My lab's ultimate goal is to find novel therapeutic targets for HIV, which requires a basic understanding of how the virus replicates.
Felipe Diaz-Griffero, Ph.D.
And what have you learned about restriction factors?
One of our projects focuses on a restriction factor called TRIM5α. In monkeys it’s very good at blocking HIV infection, but human TRIM5α doesn’t help very much. We found we can activate TRIM5α in human cells with a non-immunosuppressive form of the drug cyclosporine, which—in its standard form—is typically used to prevent the immune system from attacking and rejecting transplanted organs. Once activated by non-immunosuppressive cyclosporine, human TRIM5α binds to HIV’s protein shell and potently blocks HIV from replicating in human cells. Non-immunosuppressive cyclosporine is not toxic to human cells and could potentially be combined with other therapies to prevent HIV from spreading to uninfected cells or even to eliminate HIV from infected patients.
One of your NIH grants focuses on SAMHD1. What does it do?
SAMHD1 is a restriction factor that combats HIV infection by preventing reverse transcription from occurring. Some evidence suggested this effect stems from SAMHD1’s enzymatic activity. But we’ve shown that SAMHD1 works by interfering directly with nucleic acids in the HIV genome.
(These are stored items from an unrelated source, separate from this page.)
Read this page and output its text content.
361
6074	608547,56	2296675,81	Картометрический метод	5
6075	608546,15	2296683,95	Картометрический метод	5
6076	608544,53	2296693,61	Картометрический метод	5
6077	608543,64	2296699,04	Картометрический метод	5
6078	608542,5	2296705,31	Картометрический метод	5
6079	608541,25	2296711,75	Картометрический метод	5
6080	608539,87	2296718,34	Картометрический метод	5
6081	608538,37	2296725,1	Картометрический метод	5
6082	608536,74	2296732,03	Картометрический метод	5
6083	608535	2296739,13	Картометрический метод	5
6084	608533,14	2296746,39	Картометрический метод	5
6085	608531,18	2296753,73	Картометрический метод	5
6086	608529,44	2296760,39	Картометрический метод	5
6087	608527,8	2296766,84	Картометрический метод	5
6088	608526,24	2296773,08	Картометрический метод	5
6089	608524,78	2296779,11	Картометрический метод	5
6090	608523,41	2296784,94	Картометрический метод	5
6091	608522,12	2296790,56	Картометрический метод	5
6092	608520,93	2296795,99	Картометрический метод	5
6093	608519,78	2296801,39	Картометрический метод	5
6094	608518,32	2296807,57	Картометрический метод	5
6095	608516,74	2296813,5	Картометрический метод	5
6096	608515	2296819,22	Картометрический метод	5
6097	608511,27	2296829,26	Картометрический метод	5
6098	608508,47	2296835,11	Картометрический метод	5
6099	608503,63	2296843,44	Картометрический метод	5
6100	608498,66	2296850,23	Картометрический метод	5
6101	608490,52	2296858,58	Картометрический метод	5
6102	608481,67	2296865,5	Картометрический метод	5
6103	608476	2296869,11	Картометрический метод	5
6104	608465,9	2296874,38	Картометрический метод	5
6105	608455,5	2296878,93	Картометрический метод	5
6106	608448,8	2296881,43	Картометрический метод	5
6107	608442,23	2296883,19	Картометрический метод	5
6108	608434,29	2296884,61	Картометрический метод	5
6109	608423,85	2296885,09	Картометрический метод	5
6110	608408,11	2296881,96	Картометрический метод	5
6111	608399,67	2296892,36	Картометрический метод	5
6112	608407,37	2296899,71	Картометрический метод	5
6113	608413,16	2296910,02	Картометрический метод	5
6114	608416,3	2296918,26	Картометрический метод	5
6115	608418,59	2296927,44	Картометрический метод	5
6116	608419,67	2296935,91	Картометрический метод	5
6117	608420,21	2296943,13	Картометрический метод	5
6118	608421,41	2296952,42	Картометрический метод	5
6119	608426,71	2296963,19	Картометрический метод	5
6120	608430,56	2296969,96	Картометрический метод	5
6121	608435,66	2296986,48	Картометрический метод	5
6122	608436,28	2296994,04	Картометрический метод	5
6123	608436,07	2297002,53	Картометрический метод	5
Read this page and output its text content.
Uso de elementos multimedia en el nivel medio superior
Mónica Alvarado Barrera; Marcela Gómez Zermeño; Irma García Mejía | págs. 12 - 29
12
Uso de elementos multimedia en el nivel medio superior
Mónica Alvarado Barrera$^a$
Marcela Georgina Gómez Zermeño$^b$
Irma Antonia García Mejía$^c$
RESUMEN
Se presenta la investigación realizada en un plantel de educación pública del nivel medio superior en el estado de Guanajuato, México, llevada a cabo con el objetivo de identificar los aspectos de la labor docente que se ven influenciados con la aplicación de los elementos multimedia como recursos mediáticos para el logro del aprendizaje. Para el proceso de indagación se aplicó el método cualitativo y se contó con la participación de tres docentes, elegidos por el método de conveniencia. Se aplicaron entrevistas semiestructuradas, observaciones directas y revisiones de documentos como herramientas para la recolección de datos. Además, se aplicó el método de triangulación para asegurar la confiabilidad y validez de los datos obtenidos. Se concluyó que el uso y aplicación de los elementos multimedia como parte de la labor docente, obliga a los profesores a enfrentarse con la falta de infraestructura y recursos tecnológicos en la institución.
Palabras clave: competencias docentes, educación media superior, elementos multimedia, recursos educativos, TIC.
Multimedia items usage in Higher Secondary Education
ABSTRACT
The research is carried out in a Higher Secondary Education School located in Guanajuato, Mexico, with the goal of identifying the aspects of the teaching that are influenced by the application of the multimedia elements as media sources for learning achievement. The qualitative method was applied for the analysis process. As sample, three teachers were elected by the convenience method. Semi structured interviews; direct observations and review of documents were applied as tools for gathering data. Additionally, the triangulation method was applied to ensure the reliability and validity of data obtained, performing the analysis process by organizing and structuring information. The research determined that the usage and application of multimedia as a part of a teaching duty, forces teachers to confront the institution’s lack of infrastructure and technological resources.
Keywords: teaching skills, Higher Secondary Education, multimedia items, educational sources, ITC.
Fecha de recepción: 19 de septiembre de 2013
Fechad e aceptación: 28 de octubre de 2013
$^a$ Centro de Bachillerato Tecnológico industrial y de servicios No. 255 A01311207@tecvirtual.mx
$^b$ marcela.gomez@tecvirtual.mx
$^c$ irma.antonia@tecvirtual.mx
An interesting tangent of this work is that mutations to the SAMHD1 gene cause Aicardi-Goutières syndrome [AGS], a rare childhood inflammatory disorder that affects the brain and skin. Understanding how SAMDH1 works may help us to identify novel anti-HIV targets and also develop new therapies for AGS.
During the pandemic, you turned your attention, at least in part, to SARS-CoV-2, the virus that causes COVID-19. What has come of that research?
Early in the pandemic, it became apparent COVID-19 infection was less severe among Asians than among other ethnic groups. A lot of researchers were looking at whether variants of the virus’s spike protein might underlie differences in infectivity and disease severity. To cause infection, the coronavirus responsible for COVID-19 must first latch onto proteins called ACE2 receptors on the surface of cells—and there was little information on variants of ACE2 that might influence the virus’s ability to infect cells. Our study showed that ACE2 variants that protect against infection are found almost exclusively in Asian populations. Some ACE2 variants found in people in the U.S. and Europe were associated with a two- or three-fold increase in infectivity. This may explain the lower mortality rates seen in Asian countries. Our study’s take-home message is that the search for COVID-19 treatments should include looking at the ACE2 receptor as a potential therapeutic target.